Rating the Wine Rating Systems
People turn to wine critics to tell them what’s really inside that expensive bottle (or that cheap one) and how various wines compare. Some critics are famous for their detailed wine tasting notes (Michael Broadbent comes to mind here) that provide comprehensive qualitative evaluation of wines, but with so many choices in today’s global market it is almost inevitable that quantitative rating scales would evolve. They simplify wine evaluation, which is what many consumers are looking for, but they have complicated matters, too, because there is no single accepted system to provide the rankings.
I’m interested in the variety of wine rating systems and scales that wine critics employ and the controversies that surround them. This blog entry is a intended to be a brief guide for the perplexed, an analysis of the practical and theoretical difficulties of making and using wine ranking systems.

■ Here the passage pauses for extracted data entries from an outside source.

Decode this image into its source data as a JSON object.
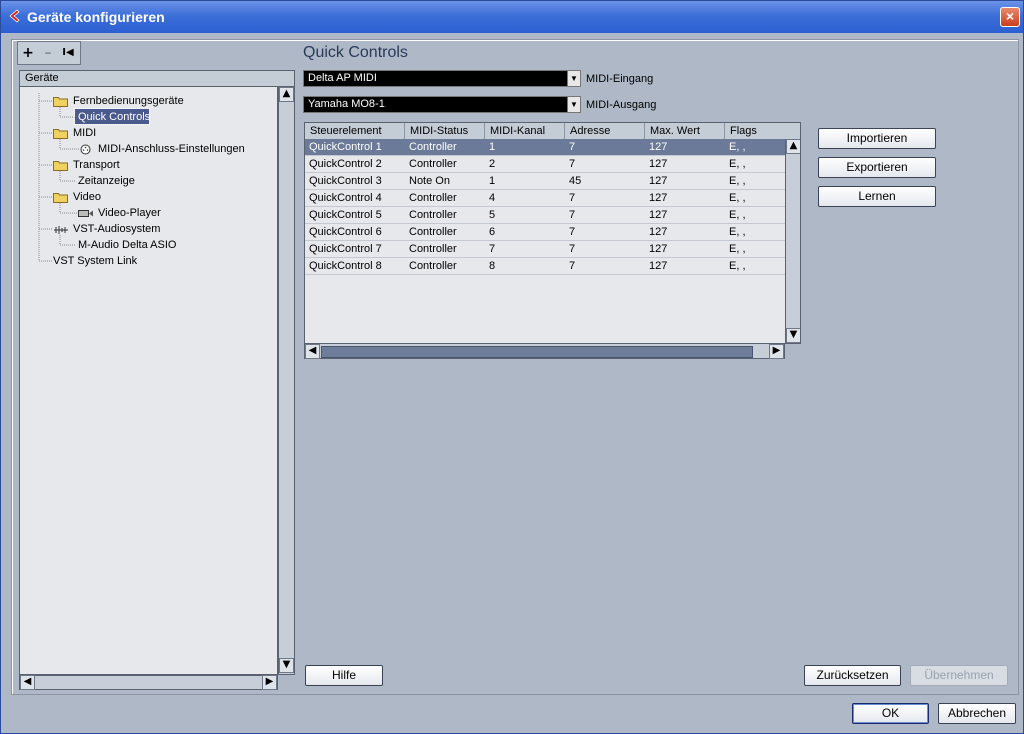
{
  "window": {
    "title": "Geräte konfigurieren",
    "close_label": "×"
  },
  "toolbar": {
    "add_label": "+",
    "remove_label": "–",
    "reset_label": "I◀"
  },
  "tree": {
    "header": "Geräte",
    "items": [
      {
        "label": "Fernbedienungsgeräte",
        "icon": "folder-icon"
      },
      {
        "label": "Quick Controls",
        "icon": "none",
        "selected": true
      },
      {
        "label": "MIDI",
        "icon": "folder-icon"
      },
      {
        "label": "MIDI-Anschluss-Einstellungen",
        "icon": "midi-port-icon"
      },
      {
        "label": "Transport",
        "icon": "folder-icon"
      },
      {
        "label": "Zeitanzeige",
        "icon": "none"
      },
      {
        "label": "Video",
        "icon": "folder-icon"
      },
      {
        "label": "Video-Player",
        "icon": "video-player-icon"
      },
      {
        "label": "VST-Audiosystem",
        "icon": "audio-system-icon"
      },
      {
        "label": "M-Audio Delta ASIO",
        "icon": "none"
      },
      {
        "label": "VST System Link",
        "icon": "none"
      }
    ]
  },
  "panel": {
    "title": "Quick Controls",
    "midi_input": {
      "value": "Delta AP MIDI",
      "label": "MIDI-Eingang"
    },
    "midi_output": {
      "value": "Yamaha MO8-1",
      "label": "MIDI-Ausgang"
    },
    "table": {
      "columns": [
        "Steuerelement",
        "MIDI-Status",
        "MIDI-Kanal",
        "Adresse",
        "Max. Wert",
        "Flags"
      ],
      "rows": [
        [
          "QuickControl 1",
          "Controller",
          "1",
          "7",
          "127",
          "E, ,"
        ],
        [
          "QuickControl 2",
          "Controller",
          "2",
          "7",
          "127",
          "E, ,"
        ],
        [
          "QuickControl 3",
          "Note On",
          "1",
          "45",
          "127",
          "E, ,"
        ],
        [
          "QuickControl 4",
          "Controller",
          "4",
          "7",
          "127",
          "E, ,"
        ],
        [
          "QuickControl 5",
          "Controller",
          "5",
          "7",
          "127",
          "E, ,"
        ],
        [
          "QuickControl 6",
          "Controller",
          "6",
          "7",
          "127",
          "E, ,"
        ],
        [
          "QuickControl 7",
          "Controller",
          "7",
          "7",
          "127",
          "E, ,"
        ],
        [
          "QuickControl 8",
          "Controller",
          "8",
          "7",
          "127",
          "E, ,"
        ]
      ]
    },
    "buttons": {
      "import": "Importieren",
      "export": "Exportieren",
      "learn": "Lernen",
      "help": "Hilfe",
      "reset": "Zurücksetzen",
      "apply": "Übernehmen"
    }
  },
  "footer": {
    "ok": "OK",
    "cancel": "Abbrechen"
  },
  "colors": {
    "titlebar": "#2c5fd1",
    "window_bg": "#aeb8c6",
    "selection": "#6a7a98"
  }
}
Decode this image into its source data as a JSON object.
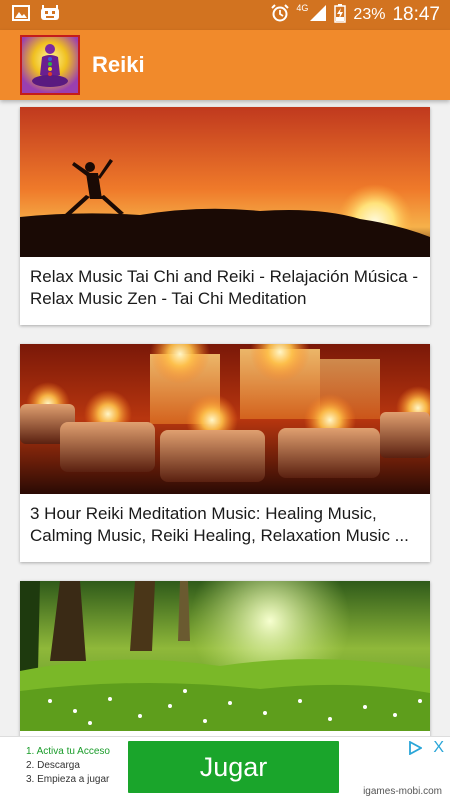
{
  "status_bar": {
    "network": "4G",
    "battery": "23%",
    "time": "18:47"
  },
  "app_bar": {
    "title": "Reiki"
  },
  "videos": [
    {
      "title": "Relax Music Tai Chi and Reiki - Relajación Música - Relax Music Zen - Tai Chi Meditation"
    },
    {
      "title": "3 Hour Reiki Meditation Music: Healing Music, Calming Music, Reiki Healing, Relaxation Music ..."
    },
    {
      "title": ""
    }
  ],
  "ad": {
    "steps": [
      "1. Activa tu Acceso",
      "2. Descarga",
      "3. Empieza a jugar"
    ],
    "button_label": "Jugar",
    "domain": "igames-mobi.com",
    "close_label": "X"
  }
}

Wine Rating Scales: 100-points, 20-points, Three Glasses and More
The first problem is that different wine critic publications use different techniques to evaluate wine and different rating scales to compare them. Click on this image to see a useful comparison of wine rating systems compiled by De Long Wine(click here to download the pdf version, which is easier to read).
Robert Parker’s Wine Advocate, the Wine Spectator and Wine Enthusiast all use a 100-point rating scale, although the qualitative meanings associated with the numbers are not exactly the same. It is perhaps not an accident that these are all American publications and that American wine readers are familiar with 100-point ratings from their high school and college classes.

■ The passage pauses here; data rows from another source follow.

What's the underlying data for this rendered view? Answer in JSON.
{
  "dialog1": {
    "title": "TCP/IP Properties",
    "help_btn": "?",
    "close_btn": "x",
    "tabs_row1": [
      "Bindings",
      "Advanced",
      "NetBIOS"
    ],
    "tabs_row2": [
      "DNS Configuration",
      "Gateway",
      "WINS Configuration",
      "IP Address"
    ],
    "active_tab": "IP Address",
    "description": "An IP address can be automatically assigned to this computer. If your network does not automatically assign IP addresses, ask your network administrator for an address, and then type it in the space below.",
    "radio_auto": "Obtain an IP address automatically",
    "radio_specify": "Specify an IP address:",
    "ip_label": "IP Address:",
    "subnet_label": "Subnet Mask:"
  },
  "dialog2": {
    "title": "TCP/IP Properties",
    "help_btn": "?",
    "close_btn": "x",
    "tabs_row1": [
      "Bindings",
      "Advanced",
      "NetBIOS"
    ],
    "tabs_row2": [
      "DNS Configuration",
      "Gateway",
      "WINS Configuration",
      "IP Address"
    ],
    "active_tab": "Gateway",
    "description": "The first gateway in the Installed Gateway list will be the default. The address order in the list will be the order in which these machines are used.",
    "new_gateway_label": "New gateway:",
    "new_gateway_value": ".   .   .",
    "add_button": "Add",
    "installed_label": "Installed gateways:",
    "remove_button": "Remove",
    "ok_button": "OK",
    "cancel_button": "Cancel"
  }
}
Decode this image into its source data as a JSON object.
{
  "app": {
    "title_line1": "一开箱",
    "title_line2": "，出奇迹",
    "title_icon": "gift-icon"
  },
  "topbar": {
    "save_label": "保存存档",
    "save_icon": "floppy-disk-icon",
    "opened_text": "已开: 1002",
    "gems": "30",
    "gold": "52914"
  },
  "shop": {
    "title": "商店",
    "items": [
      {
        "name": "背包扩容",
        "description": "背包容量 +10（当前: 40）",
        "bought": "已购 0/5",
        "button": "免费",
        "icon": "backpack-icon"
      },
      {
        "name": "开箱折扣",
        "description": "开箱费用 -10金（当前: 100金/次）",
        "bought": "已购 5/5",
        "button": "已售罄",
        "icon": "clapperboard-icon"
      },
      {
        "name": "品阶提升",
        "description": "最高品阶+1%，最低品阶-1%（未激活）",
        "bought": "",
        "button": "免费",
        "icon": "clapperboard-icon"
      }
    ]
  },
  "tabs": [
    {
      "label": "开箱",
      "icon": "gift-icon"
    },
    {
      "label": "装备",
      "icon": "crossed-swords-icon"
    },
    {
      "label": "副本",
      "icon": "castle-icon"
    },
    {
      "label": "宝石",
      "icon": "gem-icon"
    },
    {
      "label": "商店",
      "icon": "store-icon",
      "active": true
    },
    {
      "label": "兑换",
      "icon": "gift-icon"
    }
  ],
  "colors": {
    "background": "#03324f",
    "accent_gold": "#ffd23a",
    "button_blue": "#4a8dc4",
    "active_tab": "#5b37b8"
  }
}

In theory a 100-point system allows wine critics to be very precise in their relative ratings (a 85-point syrah really is better than an 84-point syrah) although in practice many consumers may not be able to appreciate the distinction. Significantly, it is not really a 100-point scale since 50 points is functionally the lowest grade and it is rare to see wines rated for scores lower than 70, so the scale is not really as precise as it might seem. ( Any professor or teacher will tell you, there has been both grade inflation and grade compression in recent years and this applies to wine critics too, I believe.)

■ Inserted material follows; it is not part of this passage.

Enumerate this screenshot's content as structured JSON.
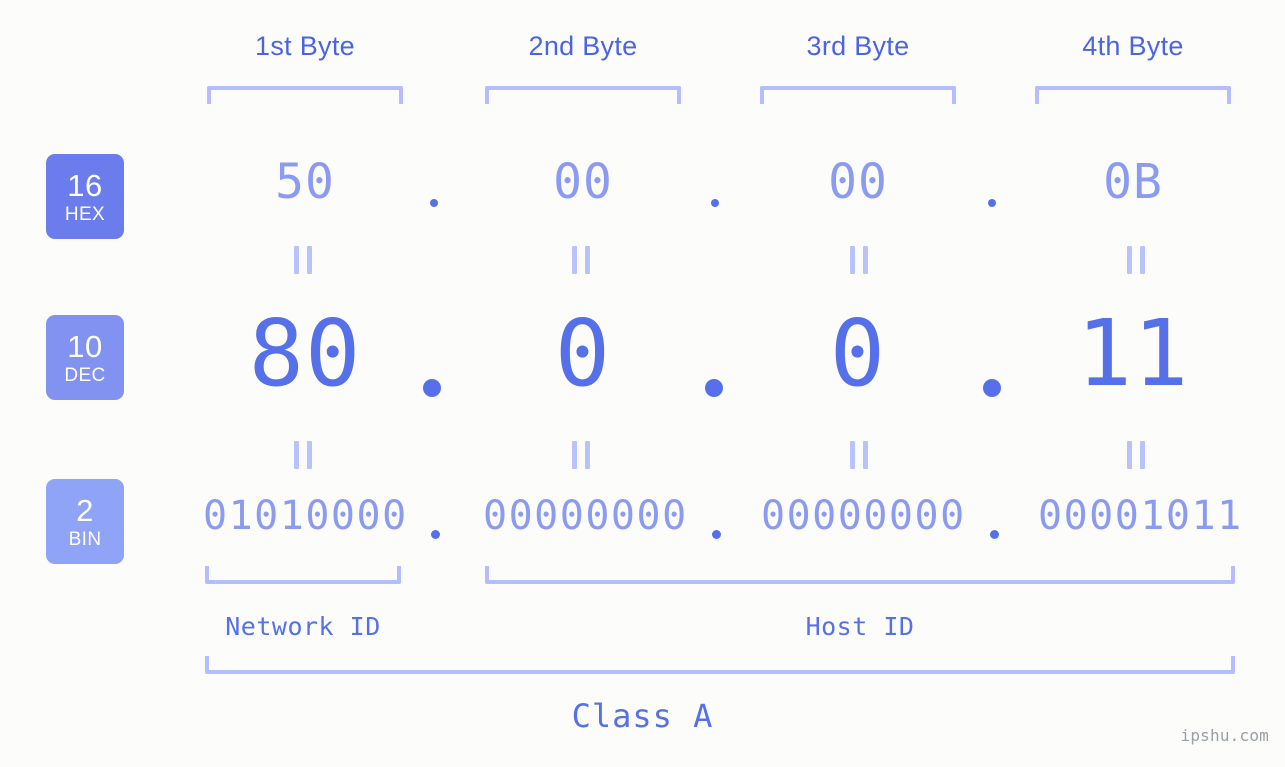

The 100-point scale is far from universal. The enologists at the University of California at Davis use a 20-point rating scale, as does British wine critic Jancis Robinson and Decanter, the leading global wine magazine. The 20-point scale actually corresponds to how students are graded in French high schools and universities, so perhaps that says something about its origins.
The Davis 20-point scale gives up to 4 points for appearance, 6 points for smell, 8 points for taste and 2 for overall harmony, according to my copy of The Taste of Wine by Emile Peynaud. The Office International du Vin’s 20-point scale has different relative weights for wine qualities; it awards 4 points for appearance, 4 for smell and 12 for taste. Oz Clarke’s 20 point system assigns 2, 6 and 12 points for look, smell and taste. It’s easy to understand how the same wine can receive different scores when different critics used different criteria and different weights.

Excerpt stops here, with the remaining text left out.